President Barack Obama's historic visit to Hiroshima is stirring conflicting emotions on both sides of the Atlantic.
Some 140,000 people were killed when the U.S. dropped an atomic bomb on the city on Aug. 6, 1945. Countless others suffered after-effects that endure to this day.
The White House has stressed Obama will not apologize for America's use of the bombs when he visits the Hiroshima Peace Memorial Park on Friday — the first sitting president to do so.
An apology would please some in Japan.
Gallery: Hiroshima After the Bombing
"Of course everyone wants to hear an apology. Our families were killed," Hiroshi Shimizu, general secretary of the Hiroshima Confederation of A-Bomb Sufferers Organizations, told The Associated Press.
However, it would risk alienating Americans back home — especially giving the trip's timing just ahead of Memorial Day.
Retired Army Staff Sgt. Lester Tenney, 95, spent more than three years in Japanese prison camps, and still has the blood-stained, bamboo stick Japanese troops used to beat him across the face.
"If you didn't walk fast enough, you were killed. If you didn't say the right words, you were killed, and if you were killed, you were either shot to death, bayoneted, or decapitated," he told The Associated Press. "I'll never forget it. And so for that reason ... there's no reason for us to apologize to them, not any reason whatsoever.
Arthur Ishimoto agrees — the 93-year-old believes he would have died in an invasion of Japan if the country's hadn't surrendered but thinks it's good for Obama to go to Hiroshima to "bury the hatchet.
"War is hell. Nobody wins," Ishimoto told the AP. "There's no victor, really."
Kunihiko Iida knows too well the horror of war. He was 3 years old when the mushroom cloud swept Hiroshima and destroyed his home, less than a mile from the epicenter.
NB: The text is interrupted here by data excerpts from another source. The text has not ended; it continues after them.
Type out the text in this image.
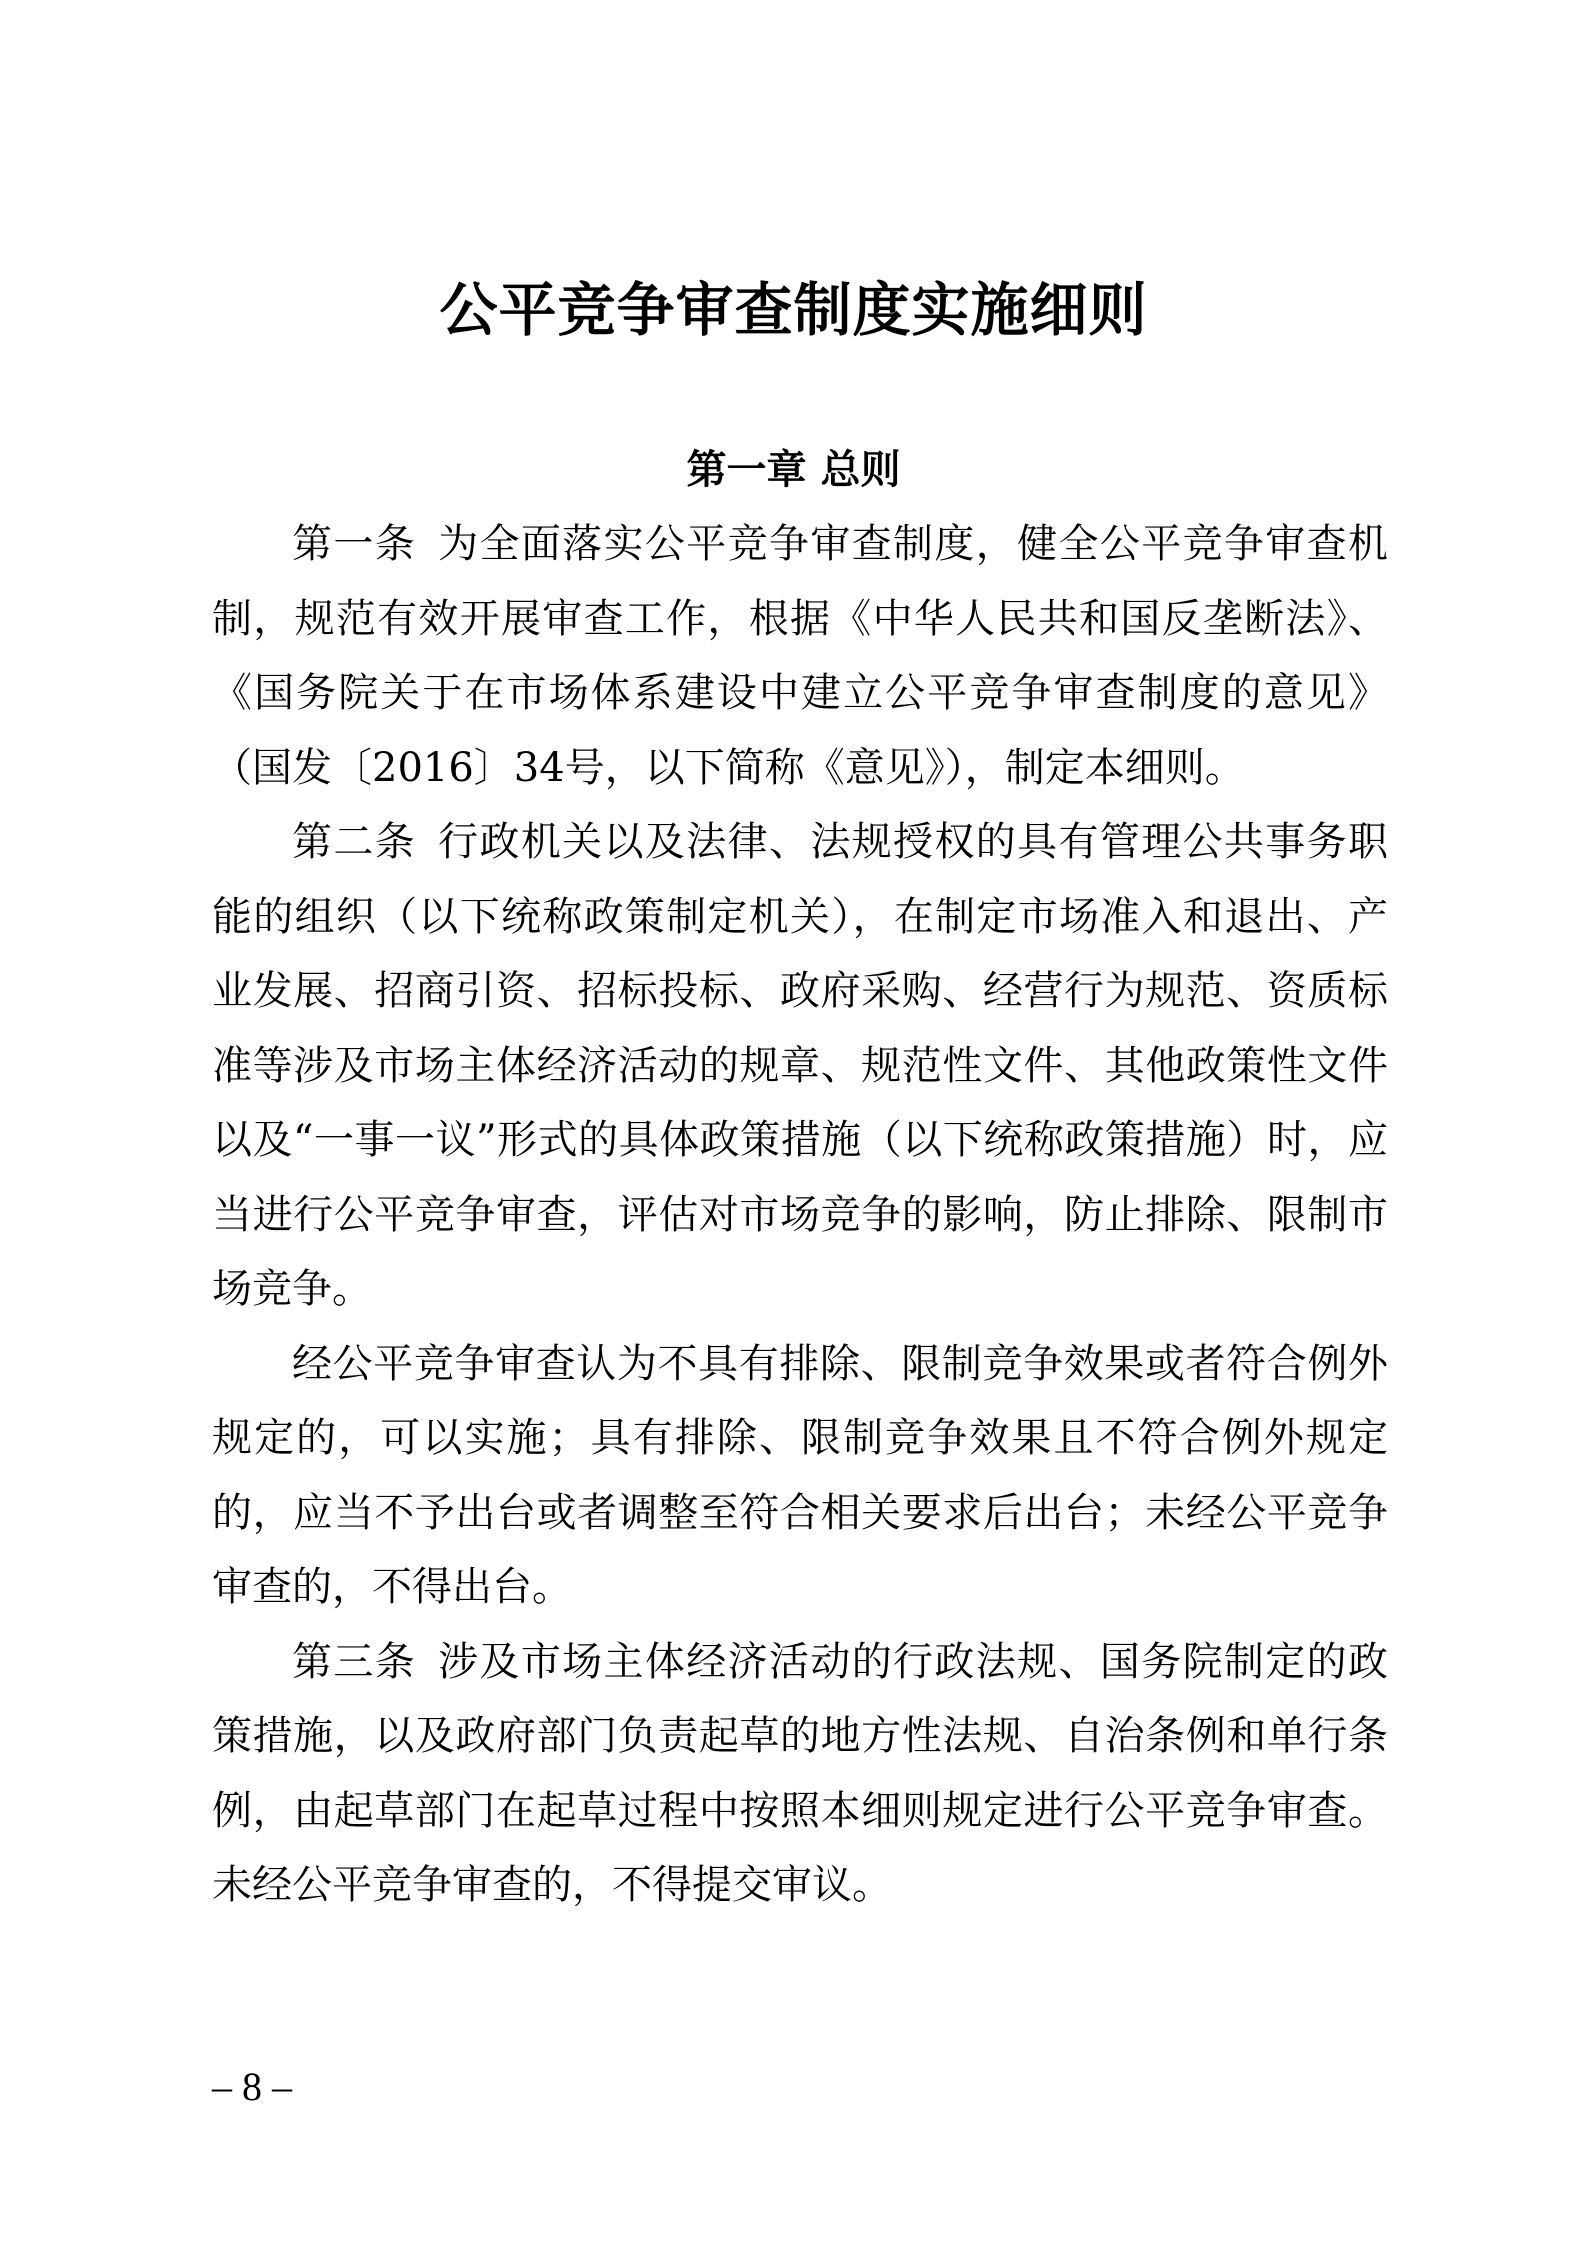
公平竞争审查制度实施细则
第一章 总则

第一条 为全面落实公平竞争审查制度，健全公平竞争审查机制，规范有效开展审查工作，根据《中华人民共和国反垄断法》、《国务院关于在市场体系建设中建立公平竞争审查制度的意见》（国发〔2016〕34号，以下简称《意见》），制定本细则。

第二条 行政机关以及法律、法规授权的具有管理公共事务职能的组织（以下统称政策制定机关），在制定市场准入和退出、产业发展、招商引资、招标投标、政府采购、经营行为规范、资质标准等涉及市场主体经济活动的规章、规范性文件、其他政策性文件以及“一事一议”形式的具体政策措施（以下统称政策措施）时，应当进行公平竞争审查，评估对市场竞争的影响，防止排除、限制市场竞争。

经公平竞争审查认为不具有排除、限制竞争效果或者符合例外规定的，可以实施；具有排除、限制竞争效果且不符合例外规定的，应当不予出台或者调整至符合相关要求后出台；未经公平竞争审查的，不得出台。

第三条 涉及市场主体经济活动的行政法规、国务院制定的政策措施，以及政府部门负责起草的地方性法规、自治条例和单行条例，由起草部门在起草过程中按照本细则规定进行公平竞争审查。未经公平竞争审查的，不得提交审议。

– 8 –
His mother and sister died one month later from radiation exposure. The grandfather who'd pulled him out of the rubble died three months after that, also from radiation. Iida was covered in bandages from shrapnel wounds; his classmates nicknamed him "The Mummy."
Iida told NBC News he's been waiting for this moment for decades.
"I would like the president to really see the true horrors of what Hiroshima experienced with the dropping of the atomic bomb," said Iida, now 73. "I would like him to try to understand the misery."
But he said he and other survivors aren't looking for an apology — just change.
"The movement to abolish nuclear weapons hasn't progressed and in order to raise the momentum we're hoping that President Obama's visit will do just that."
Setsuko Thurlow was 13 when the bomb was dropped on Hiroshima. She'd been recruited to decode secret messages for the Japanese government and was at army headquarters instead of school when she saw a bluish-white flash outside the window.
"I wasn't panic stricken," Thurlow said. "I just calmly faced my death."
Now 84, Thurlow is ambivalent about an apology. "If the president choose to apologize, I think it's appropriate... but if he chooses not to apologize, that's understandable considering the American political climate," she said.
What she's really hoping for, though, is for Obama to commit to nuclear disarmament.
"So far our problem continues and actually it's worse," she said. "It's a huge, huge disappointment for the world."
Michiko Kodama agreed. Kodama has never forgotten the hell she witnessed once her father dug her out from her elementary school classroom in the bomb's aftermath.
"For me, the war is not over until the day I see a world without nuclear weapons." said Kodama, now 78. "Mr. Obama's Hiroshima visit is only a step in the process."